The Dow showed no significant follow through today to yesterday's strong closing rally. The Dow closed down 60.89, with the Nasdaq down 30.32.
While the Dow and the Nasdaq held onto most of the gains we saw on Thursday of this week, it remains a question for us whether or not we have started the expected rally to point 25 in our 3-Peaks and Domed House pattern. It remains our position that a strong rise to point 25 in that pattern will come relatively soon. The question at this point is from where? By this we mean it is certainly possible that that rally to point 25 could begin from still-lower prices over the short term. That a significant rally up to point 25 will begin relatively soon we have little doubt.
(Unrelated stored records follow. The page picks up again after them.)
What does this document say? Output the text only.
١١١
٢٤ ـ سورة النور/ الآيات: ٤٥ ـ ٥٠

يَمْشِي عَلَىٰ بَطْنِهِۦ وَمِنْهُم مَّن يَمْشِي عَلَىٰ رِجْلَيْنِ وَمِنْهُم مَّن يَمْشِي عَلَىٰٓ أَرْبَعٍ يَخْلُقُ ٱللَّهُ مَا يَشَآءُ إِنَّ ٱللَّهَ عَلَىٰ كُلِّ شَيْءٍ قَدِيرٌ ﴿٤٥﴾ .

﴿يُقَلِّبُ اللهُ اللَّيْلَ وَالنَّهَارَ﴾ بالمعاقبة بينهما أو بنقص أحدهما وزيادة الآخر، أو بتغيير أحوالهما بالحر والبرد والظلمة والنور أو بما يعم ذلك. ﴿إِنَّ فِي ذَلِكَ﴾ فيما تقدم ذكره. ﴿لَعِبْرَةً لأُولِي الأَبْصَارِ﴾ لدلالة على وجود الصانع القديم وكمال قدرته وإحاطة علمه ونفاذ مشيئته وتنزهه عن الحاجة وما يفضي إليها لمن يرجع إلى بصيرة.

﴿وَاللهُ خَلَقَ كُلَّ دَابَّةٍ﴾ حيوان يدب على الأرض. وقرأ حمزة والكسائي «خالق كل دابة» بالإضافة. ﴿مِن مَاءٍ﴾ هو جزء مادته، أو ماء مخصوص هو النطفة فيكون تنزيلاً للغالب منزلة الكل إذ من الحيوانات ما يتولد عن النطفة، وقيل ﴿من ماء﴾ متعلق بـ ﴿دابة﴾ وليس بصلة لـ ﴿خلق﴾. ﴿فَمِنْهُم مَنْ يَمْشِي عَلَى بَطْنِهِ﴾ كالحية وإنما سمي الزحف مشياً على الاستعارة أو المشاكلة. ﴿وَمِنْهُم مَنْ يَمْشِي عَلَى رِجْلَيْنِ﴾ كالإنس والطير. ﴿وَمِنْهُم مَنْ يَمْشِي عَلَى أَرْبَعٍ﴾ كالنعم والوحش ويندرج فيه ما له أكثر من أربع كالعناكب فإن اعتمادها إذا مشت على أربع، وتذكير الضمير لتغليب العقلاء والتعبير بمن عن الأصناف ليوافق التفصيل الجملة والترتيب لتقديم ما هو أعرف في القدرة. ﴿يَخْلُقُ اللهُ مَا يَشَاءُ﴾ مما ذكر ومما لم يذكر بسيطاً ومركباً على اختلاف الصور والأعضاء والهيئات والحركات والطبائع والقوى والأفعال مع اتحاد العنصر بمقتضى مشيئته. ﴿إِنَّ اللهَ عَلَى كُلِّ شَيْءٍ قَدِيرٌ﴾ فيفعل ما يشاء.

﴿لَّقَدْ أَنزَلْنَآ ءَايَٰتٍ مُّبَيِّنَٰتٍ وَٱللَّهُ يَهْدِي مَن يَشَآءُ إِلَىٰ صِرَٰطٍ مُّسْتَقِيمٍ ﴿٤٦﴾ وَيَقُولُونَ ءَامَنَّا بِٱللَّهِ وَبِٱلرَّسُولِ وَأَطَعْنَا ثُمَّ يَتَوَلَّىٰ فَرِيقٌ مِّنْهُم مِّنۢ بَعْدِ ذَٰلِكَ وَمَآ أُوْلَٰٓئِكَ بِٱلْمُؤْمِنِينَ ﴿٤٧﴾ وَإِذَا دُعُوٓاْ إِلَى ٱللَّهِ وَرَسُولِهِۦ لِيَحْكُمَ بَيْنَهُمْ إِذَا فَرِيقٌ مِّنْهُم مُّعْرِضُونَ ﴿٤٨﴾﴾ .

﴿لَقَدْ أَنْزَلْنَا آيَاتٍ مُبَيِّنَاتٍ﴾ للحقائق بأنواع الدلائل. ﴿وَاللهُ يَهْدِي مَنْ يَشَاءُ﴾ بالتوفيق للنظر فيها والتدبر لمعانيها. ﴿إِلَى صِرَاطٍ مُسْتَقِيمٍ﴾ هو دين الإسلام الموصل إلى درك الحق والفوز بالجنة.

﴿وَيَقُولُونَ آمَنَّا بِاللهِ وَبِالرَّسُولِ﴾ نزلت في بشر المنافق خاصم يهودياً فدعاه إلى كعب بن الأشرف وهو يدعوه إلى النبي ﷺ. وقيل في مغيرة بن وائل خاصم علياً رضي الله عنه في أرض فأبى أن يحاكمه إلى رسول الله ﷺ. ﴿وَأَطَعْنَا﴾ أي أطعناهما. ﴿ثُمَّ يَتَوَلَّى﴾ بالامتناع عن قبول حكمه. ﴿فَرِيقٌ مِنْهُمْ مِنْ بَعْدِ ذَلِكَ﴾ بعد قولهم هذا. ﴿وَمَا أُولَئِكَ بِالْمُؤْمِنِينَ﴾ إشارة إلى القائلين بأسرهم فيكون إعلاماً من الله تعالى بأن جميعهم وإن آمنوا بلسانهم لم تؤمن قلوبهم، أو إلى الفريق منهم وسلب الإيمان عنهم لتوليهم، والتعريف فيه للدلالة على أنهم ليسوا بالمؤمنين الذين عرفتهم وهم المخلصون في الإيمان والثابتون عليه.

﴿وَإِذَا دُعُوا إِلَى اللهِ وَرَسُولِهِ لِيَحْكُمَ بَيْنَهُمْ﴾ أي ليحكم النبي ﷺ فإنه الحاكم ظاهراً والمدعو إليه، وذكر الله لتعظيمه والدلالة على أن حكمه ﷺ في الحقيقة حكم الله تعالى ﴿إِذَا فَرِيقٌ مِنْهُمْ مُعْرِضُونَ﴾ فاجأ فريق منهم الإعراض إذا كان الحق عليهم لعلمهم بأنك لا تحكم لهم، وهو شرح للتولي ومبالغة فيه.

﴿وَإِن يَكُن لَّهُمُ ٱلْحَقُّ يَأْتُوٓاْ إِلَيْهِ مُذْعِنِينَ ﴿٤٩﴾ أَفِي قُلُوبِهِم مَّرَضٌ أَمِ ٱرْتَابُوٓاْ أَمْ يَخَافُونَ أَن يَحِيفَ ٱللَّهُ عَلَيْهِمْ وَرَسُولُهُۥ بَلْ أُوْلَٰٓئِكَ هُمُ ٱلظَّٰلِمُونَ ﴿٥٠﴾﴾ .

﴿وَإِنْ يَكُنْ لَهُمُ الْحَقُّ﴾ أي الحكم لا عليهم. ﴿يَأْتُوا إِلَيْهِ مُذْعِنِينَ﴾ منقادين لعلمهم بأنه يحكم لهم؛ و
However, the risk short term is that prices could continue lower over the next week or two before that rally begins.

The Gann Weekly Charts will turn up next week on any rise above 10220 on a print basis on the Dow, 1962.41 on the Nasdaq and 1159.95 on the S&P 500. If those levels are exceeded any day next week a stronger rally should follow, at least short term. However, that would not in itself produce any sort of buy signal yet.
The initial support levels for next week will be 10000 on a print basis on the Dow, 1904 on the Nasdaq and 1136 on the S&P 500. A decline below each of those levels any day next week will signal that a still-stronger decline is coming, at least very short term.

On an intermediate and longer-term basis we remain bearish. However, on a short-term basis if the preceding key resistance levels on the Dow, the Nasdaq and the S&P cash are exceeded next week a still-stronger rise should follow. For that reason, and because we are aware that a rally from a low in this general time frame followed by a strong rise to point 25 should begin fairly soon, we do not want to move to 100% cash just yet. Once that rally begins, and appears to have run its course, we will raise cash even further, and begin increasing our short positions as well as going long one of the bear market funds, which move up when prices are falling during a bear market. This should be a gradual process over time, not a "sell everything now" process. The fact is some of the strongest rallies you will ever see are bear market rallies, as we believe was the case yesterday. Those extremely strong bear market rallies serve to give the bulls hope once again, before the rug is pulled out from under them one more time.

Our longer term position is that the bull market which began after the October 2002 bear market lows peaked on March 7 of this year. A new bear market began from there which should continue into late this year, or sometime between April and May 2006. The next major buying opportunity for long-term investors will begin from there, and will likely continue for many years.